(Berlin) Le groupe automobile allemand Daimler a fait état jeudi d’un bénéfice opérationnel (EBIT) de 3,07 milliards d’euros au troisième trimestre, grâce à une « reprise plus rapide que prévu » de son activité, après le choc de la pandémie qui l’avait plongé dans le rouge.

Agence France-Presse

« Daimler a connu une reprise plus rapide que prévu du marché, plus particulièrement en septembre », indique le groupe dans un communiqué présentant des résultats préliminaires.

Au deuxième trimestre, le constructeur avait fait état d’une perte de 1,68 milliard d’euros en raison de la crise du coronavirus.

Le groupe s’attend désormais à « ce que la dynamique se poursuive au quatrième trimestre », ce qui aura un « effet positif sur l’année ».

La division Mercredes Benz Cars, marque phare du constructeur, enregistre un bénéfice opérationnel de 2,1 milliards d’euros.
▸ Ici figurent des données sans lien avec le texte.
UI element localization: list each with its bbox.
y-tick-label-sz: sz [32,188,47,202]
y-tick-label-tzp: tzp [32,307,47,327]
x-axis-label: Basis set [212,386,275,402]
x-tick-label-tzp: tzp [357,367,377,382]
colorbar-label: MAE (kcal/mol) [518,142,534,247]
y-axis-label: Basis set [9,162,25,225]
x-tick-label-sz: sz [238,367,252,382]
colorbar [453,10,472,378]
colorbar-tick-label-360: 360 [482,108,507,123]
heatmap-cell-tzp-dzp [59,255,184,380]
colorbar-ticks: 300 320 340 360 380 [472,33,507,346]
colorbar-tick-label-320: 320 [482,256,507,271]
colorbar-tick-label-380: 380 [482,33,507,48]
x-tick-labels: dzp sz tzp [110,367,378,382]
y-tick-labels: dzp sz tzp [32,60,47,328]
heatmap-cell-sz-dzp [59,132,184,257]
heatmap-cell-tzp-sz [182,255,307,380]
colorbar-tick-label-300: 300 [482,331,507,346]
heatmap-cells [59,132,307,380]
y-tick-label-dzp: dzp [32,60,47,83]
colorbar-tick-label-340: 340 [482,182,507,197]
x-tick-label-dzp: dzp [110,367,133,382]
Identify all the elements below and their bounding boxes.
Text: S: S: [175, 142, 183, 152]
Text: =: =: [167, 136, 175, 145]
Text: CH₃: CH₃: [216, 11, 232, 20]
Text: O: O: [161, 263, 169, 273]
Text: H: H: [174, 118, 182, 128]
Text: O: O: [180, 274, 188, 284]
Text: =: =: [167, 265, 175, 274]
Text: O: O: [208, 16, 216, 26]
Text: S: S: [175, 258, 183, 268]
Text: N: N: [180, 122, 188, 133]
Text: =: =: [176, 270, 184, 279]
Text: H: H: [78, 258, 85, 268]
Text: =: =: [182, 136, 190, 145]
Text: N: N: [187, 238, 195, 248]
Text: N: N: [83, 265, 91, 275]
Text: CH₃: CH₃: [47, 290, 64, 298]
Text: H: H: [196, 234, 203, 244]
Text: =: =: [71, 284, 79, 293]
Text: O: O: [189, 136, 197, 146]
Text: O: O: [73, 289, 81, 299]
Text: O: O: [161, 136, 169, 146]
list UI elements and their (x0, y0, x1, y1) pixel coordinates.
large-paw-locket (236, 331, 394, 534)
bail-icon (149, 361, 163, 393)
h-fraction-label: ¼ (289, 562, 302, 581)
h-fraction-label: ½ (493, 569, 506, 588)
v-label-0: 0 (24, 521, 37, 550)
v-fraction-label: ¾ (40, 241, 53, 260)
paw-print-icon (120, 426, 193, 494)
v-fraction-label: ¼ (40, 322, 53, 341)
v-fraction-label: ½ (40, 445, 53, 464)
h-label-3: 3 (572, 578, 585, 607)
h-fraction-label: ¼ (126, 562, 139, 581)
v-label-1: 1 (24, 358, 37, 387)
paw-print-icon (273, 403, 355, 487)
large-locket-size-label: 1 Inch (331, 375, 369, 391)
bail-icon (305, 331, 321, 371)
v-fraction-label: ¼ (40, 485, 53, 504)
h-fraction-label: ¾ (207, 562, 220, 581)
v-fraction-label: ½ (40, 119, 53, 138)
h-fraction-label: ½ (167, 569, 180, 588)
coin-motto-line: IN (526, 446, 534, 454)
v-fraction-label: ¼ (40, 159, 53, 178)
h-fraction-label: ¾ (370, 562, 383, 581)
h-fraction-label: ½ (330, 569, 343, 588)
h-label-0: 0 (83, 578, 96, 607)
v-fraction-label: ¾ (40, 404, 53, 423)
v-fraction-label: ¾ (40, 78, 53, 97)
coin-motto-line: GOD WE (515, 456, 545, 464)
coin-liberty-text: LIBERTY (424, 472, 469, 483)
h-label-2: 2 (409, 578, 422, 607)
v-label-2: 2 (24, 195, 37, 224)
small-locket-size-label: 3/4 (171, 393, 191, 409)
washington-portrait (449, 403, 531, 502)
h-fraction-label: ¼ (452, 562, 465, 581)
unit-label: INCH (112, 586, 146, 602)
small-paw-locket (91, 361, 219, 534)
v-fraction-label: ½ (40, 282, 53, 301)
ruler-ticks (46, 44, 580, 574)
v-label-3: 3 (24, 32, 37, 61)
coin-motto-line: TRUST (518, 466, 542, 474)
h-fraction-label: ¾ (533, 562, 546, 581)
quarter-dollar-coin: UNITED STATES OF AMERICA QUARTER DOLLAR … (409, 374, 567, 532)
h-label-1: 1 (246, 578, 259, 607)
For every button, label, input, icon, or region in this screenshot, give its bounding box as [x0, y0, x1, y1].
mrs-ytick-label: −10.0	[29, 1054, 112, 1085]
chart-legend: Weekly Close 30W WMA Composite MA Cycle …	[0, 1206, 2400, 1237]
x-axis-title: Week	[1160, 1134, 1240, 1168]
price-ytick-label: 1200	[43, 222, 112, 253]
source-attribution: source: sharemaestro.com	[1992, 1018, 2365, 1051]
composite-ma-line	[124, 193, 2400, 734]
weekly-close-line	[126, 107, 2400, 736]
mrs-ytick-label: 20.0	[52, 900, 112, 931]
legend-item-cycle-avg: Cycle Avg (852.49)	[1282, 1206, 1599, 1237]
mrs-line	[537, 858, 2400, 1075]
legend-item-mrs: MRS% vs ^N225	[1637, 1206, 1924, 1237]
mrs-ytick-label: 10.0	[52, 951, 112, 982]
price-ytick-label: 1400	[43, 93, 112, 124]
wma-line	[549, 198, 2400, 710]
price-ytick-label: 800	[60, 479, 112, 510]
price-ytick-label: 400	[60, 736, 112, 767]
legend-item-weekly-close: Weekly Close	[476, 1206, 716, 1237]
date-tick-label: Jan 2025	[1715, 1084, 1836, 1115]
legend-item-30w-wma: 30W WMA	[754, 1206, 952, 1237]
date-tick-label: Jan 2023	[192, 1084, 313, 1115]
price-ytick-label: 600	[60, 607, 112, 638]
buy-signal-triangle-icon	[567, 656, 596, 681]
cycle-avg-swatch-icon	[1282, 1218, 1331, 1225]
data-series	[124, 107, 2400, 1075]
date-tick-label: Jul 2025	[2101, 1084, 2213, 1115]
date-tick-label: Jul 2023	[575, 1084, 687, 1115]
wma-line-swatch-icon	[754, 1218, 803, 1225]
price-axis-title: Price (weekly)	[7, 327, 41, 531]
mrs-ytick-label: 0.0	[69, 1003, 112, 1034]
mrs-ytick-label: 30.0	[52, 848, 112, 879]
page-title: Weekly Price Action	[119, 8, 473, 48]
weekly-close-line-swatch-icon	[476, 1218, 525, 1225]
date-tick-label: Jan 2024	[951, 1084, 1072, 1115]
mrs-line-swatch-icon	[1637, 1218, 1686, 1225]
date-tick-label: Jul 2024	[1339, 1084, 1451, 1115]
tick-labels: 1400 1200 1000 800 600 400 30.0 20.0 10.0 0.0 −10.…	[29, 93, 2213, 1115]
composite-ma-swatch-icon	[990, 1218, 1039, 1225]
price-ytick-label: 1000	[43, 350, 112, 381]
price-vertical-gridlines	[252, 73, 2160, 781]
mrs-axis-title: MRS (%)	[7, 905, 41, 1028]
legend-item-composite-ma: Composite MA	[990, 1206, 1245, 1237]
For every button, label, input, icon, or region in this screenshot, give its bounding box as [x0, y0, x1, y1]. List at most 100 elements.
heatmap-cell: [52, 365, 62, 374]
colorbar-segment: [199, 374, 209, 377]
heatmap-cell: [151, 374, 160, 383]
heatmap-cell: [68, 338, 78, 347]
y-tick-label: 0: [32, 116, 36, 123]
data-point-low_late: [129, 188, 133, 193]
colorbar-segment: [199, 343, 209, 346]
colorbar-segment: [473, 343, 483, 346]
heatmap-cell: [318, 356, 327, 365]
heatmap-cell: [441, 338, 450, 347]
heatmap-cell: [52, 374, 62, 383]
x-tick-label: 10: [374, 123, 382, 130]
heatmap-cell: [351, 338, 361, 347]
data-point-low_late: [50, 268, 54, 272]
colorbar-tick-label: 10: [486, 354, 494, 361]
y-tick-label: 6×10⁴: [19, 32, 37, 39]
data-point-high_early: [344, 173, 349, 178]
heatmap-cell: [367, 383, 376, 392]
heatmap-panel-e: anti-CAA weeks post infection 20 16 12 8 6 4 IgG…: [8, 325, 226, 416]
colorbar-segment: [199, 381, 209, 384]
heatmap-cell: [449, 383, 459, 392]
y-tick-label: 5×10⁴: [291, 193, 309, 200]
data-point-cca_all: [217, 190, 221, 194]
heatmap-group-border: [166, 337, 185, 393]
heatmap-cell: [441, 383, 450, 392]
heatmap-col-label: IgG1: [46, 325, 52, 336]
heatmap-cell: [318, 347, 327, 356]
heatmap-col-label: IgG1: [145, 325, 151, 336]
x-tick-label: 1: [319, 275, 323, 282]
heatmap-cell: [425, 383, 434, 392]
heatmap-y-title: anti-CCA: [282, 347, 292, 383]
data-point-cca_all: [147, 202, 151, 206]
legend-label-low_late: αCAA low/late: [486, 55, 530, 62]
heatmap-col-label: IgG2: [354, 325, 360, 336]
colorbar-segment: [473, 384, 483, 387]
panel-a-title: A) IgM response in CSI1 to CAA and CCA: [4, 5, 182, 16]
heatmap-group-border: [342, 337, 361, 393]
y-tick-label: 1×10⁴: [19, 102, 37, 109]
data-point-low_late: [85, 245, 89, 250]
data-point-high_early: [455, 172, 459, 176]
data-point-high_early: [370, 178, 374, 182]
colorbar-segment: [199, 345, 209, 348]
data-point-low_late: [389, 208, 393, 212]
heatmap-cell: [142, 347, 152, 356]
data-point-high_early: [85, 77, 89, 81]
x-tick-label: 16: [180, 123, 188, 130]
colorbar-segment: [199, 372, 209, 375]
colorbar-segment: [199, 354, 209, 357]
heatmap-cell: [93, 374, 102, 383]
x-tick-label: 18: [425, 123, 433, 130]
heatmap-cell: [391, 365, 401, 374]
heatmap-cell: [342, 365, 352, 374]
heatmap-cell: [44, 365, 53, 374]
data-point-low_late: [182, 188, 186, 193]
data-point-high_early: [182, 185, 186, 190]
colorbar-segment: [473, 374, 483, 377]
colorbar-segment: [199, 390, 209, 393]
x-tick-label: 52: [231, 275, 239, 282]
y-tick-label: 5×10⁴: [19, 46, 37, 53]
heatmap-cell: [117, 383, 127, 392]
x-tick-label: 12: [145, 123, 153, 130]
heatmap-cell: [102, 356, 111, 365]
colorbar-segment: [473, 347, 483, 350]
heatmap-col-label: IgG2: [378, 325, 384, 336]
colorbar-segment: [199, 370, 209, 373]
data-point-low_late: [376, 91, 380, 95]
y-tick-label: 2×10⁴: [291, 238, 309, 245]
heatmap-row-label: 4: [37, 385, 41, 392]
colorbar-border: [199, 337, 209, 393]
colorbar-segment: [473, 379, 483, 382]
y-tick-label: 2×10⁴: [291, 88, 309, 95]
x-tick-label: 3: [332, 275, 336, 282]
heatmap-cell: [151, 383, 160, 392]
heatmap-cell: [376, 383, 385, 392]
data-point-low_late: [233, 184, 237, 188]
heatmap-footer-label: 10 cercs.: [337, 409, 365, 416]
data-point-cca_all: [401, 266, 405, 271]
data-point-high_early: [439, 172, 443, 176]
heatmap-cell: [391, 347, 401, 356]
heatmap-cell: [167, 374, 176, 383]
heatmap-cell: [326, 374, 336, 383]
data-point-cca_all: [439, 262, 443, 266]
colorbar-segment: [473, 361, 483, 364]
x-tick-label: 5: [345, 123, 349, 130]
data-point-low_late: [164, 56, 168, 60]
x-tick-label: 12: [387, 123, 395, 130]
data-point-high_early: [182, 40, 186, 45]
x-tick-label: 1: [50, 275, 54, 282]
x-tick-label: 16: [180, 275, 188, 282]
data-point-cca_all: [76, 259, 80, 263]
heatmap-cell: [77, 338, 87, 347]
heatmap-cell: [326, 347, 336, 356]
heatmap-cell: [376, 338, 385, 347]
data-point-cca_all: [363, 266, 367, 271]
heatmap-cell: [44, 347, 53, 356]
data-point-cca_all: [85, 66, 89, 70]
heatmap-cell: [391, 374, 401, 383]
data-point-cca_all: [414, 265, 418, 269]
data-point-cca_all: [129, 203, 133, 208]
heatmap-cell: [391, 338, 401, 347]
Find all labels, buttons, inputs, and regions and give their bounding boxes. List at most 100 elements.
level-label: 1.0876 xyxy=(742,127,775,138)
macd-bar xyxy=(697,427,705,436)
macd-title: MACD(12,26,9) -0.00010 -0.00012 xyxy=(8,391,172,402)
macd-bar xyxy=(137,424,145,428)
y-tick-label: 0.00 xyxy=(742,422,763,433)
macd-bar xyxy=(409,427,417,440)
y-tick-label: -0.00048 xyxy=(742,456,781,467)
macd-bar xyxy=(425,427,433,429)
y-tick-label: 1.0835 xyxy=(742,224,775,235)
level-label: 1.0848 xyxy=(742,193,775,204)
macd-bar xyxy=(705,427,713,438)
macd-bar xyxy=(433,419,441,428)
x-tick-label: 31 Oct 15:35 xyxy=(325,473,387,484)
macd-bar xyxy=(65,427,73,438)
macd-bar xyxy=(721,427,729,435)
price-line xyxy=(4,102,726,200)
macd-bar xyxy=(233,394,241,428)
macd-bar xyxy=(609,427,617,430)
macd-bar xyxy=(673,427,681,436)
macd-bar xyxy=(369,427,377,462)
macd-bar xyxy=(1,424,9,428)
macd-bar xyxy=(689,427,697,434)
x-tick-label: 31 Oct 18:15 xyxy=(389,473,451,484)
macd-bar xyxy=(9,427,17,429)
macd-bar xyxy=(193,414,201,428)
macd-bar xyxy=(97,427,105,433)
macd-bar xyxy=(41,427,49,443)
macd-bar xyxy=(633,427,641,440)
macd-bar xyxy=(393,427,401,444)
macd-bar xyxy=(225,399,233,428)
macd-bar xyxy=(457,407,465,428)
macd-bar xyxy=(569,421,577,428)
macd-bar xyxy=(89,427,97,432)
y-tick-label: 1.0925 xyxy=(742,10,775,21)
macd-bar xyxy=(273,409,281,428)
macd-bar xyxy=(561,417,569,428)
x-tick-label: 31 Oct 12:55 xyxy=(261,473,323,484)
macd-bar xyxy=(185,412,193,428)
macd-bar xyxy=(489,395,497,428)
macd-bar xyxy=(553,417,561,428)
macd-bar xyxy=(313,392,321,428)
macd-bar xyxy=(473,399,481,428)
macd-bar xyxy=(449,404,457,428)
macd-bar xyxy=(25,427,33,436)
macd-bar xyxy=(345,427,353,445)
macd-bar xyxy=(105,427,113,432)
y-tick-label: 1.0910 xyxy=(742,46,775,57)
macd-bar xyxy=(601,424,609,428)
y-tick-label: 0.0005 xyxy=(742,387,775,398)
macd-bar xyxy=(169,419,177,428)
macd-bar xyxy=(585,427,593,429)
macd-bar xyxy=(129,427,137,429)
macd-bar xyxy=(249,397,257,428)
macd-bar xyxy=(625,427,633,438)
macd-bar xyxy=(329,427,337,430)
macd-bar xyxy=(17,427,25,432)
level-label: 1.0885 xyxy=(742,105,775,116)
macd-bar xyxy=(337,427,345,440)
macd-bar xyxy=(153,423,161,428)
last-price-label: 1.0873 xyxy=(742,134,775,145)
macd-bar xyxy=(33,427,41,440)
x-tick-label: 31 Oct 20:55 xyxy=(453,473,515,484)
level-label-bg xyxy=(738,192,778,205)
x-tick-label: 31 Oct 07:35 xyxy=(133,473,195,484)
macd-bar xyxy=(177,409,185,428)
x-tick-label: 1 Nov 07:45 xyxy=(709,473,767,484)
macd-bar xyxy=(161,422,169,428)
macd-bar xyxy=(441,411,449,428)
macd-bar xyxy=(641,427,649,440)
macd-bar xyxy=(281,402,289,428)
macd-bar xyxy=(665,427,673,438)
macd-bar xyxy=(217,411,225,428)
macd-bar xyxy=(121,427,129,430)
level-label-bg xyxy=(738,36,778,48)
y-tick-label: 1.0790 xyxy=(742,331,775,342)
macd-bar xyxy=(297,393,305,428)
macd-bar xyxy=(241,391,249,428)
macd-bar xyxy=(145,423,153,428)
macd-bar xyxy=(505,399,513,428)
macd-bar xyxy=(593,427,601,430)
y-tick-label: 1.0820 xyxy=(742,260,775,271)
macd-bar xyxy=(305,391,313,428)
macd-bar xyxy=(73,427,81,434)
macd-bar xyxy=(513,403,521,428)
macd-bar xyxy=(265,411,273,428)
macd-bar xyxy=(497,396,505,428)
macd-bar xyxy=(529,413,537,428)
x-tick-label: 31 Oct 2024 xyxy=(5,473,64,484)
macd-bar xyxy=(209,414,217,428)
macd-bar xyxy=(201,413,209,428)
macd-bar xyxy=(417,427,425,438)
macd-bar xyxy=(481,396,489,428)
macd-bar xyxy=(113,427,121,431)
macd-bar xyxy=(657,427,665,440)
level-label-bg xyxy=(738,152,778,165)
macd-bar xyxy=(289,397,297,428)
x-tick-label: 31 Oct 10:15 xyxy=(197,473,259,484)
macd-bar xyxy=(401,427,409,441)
« Les résultats du troisième trimestre reflètent une solide performance […] et prouvent que nous sommes sur la bonne voie », a commenté Harald Wilhem, membre du directoire du groupe, cité dans le communiqué. Les résultats complets seront publiés le 23 octobre.

Le constructeur explique en partie ces bons résultats par une « discipline stricte sur les coûts, des mesures visant à préserver des liquidités et d’autres mesures d’efficacités ».

Daimler s’est engagé dans des réductions de coûts et des baisses de ses investissements pour faire face au recul de la demande.

Les restrictions mises en place au printemps dans de nombreux pays pour limiter la propagation du virus ont en effet entraîné une chute des ventes d’automobiles.

En Allemagne, les immatriculations ont connu des chutes historiques de 38 % en mars, 61 % en avril, 50 % en mai, et 32 % en juin.

Mais depuis septembre, le marché reprend des couleurs, avec une hausse des immatriculations de 8,4 % sur un an dans le pays.

Daimler avait annoncé en fin d’année dernière un programme d’économies annoncé en fin d’année dernière assorti d’au moins 10 000 suppressions d’emplois.

Le constructeur a en plus annoncé début octobre qu’il comptait réduire de 20 % ses coûts d’ici 2025, la presse évoquant de 10 000 à 30 000 réductions de postes supplémentaires.